Włoskie media są zgodne w swojej ocenie sobotniego meczu Spezia - Milan: rossoneri zostali całkowicie zdominowani przez gospodarzy i byli zupełnie nie do poznania. Biorąc pod uwagę klasę rywala i sposób gry, potyczka w Ligurii stanowiła dla mediolańczyków najsłabszy występ w obecnym sezonie. Nie zgadzało się nic - gra ofensywna nie istniała, a za potwierdzenie niech posłuży fakt, że zespół nie oddał w meczu ani jednego celnego strzału po raz pierwszy od sierpnia 2019 roku i przegranego 0:1 debiutu trenerskiego Marco Giampaolo w Milanie.

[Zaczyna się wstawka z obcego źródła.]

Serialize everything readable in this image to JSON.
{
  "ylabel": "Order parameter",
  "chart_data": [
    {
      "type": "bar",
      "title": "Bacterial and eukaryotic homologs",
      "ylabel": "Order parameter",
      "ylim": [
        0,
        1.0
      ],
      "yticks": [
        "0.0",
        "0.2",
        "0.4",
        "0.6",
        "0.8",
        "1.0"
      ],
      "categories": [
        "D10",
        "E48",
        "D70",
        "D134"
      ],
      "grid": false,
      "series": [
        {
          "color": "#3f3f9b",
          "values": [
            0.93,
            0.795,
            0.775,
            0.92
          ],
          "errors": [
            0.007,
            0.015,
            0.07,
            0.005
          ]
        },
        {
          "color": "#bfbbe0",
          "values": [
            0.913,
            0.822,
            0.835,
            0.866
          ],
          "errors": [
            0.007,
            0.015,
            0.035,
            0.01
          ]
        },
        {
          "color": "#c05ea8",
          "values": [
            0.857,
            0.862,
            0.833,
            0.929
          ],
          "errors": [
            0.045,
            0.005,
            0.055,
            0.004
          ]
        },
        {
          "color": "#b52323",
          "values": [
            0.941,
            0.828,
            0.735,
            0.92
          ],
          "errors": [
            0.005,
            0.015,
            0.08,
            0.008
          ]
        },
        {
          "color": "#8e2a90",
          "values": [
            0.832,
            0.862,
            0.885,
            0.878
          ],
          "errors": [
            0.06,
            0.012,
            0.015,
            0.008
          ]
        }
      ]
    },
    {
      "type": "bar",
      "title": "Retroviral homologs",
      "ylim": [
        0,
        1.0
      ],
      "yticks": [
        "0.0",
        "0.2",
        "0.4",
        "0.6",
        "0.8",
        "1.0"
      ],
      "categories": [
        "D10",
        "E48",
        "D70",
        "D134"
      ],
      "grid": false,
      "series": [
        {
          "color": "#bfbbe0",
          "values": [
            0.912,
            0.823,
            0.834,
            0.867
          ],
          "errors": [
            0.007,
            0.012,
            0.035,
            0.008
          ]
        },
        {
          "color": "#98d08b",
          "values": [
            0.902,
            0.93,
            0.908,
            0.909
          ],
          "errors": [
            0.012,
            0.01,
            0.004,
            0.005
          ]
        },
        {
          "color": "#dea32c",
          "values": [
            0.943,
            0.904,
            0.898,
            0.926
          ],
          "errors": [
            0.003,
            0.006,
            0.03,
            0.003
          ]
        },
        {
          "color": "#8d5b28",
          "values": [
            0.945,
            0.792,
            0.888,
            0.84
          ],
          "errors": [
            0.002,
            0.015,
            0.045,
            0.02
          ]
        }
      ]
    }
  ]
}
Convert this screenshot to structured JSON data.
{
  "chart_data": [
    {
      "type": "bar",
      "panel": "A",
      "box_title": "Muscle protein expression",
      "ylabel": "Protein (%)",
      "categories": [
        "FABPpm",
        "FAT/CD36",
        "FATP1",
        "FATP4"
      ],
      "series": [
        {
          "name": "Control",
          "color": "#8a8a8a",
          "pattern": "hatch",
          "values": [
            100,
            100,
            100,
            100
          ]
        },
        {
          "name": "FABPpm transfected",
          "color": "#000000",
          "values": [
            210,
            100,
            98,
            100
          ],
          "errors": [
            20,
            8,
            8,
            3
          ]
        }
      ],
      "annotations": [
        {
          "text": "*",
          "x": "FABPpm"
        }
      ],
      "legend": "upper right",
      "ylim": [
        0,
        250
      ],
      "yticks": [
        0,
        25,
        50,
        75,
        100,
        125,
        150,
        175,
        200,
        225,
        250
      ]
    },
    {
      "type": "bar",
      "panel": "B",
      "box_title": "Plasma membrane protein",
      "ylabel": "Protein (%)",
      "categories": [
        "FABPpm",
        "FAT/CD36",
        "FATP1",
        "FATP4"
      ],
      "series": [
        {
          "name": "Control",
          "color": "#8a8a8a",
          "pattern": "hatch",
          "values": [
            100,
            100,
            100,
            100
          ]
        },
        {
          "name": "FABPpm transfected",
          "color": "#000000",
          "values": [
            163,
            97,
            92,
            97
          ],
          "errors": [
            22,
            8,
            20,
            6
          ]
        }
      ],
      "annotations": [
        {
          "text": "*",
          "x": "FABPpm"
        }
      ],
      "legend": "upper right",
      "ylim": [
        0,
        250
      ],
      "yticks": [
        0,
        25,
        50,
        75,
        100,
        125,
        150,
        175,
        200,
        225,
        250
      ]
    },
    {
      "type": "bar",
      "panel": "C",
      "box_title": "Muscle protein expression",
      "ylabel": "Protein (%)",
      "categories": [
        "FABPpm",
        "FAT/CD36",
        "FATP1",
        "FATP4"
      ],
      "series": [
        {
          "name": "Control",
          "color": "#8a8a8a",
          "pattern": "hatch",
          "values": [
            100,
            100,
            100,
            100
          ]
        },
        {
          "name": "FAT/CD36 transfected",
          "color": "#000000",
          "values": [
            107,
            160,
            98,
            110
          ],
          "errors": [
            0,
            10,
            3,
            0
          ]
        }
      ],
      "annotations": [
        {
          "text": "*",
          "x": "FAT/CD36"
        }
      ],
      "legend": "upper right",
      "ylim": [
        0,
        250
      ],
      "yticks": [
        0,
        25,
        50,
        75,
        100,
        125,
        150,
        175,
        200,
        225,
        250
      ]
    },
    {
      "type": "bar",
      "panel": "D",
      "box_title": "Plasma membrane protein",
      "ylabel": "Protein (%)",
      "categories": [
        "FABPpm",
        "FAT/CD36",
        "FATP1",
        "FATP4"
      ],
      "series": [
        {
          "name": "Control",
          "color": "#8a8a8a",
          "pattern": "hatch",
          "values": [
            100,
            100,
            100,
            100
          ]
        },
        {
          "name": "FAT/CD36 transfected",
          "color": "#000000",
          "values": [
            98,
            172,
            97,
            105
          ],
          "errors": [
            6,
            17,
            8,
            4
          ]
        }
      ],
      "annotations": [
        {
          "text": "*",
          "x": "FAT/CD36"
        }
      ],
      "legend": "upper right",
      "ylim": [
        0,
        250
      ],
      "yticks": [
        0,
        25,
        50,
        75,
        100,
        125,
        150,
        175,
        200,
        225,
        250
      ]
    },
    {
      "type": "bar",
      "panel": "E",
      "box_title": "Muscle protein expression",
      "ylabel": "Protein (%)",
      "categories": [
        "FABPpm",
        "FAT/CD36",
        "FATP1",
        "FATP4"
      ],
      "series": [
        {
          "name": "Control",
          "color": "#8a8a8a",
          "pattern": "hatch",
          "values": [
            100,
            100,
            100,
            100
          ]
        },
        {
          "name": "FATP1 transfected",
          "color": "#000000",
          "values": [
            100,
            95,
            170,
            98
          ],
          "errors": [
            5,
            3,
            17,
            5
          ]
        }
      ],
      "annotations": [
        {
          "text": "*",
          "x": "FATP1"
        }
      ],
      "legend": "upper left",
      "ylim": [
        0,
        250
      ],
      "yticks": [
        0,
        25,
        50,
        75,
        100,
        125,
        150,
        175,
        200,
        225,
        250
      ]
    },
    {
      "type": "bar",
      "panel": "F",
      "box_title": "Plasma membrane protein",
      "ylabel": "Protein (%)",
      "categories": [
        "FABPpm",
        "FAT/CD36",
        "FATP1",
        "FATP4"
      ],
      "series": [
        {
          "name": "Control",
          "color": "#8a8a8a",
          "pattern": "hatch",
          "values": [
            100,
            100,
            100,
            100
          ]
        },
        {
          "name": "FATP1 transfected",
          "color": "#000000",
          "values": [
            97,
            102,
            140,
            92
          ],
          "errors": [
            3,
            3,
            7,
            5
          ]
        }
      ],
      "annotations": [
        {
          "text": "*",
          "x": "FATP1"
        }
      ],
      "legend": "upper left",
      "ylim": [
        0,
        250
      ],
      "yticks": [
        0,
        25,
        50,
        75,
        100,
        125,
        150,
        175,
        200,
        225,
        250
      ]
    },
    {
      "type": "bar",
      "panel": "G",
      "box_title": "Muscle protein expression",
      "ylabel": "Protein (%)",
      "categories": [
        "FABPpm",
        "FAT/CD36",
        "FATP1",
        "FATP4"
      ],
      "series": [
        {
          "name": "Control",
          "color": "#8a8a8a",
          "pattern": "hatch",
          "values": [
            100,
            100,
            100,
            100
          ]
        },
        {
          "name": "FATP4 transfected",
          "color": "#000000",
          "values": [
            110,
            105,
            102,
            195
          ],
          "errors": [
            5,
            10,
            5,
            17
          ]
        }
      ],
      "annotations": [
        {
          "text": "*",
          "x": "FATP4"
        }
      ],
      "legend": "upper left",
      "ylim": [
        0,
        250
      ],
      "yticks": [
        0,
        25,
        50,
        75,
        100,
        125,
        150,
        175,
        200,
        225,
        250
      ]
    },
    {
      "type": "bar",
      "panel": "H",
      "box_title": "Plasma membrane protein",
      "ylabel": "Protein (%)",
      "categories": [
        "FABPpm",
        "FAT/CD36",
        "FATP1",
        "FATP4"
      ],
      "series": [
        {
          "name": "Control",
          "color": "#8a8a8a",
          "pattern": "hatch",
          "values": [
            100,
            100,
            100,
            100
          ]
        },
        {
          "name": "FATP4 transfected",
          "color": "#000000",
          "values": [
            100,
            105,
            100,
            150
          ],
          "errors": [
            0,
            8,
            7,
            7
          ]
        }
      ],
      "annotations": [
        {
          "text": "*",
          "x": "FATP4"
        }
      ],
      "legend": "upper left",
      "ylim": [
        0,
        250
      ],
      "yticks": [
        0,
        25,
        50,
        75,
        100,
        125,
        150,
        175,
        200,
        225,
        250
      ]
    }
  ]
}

O pojedynku ze Spezią trener Stefano Pioli i jego podopieczni będą chcieli jak najszybciej zapomnieć, a zwłaszcza, że nie ma czasu na zbytnią analizę, ponieważ terminarz znowu zaczął naglić.
Tak na marginesie, jestem pod ogromnym wrażeniem roboty jaką odwalił trener Spezii. W przyszłym roku gościa już tam nie będzie, to więcej niż pewne.
Teraz my jesteśmy w kryzysie, potem w kryzysie może być znowu Inter, czy Juve. Tego nie wiemy, o wyniku sezonu zdecyduje to, kto szybciej z tych kryzysów będzie wychodził.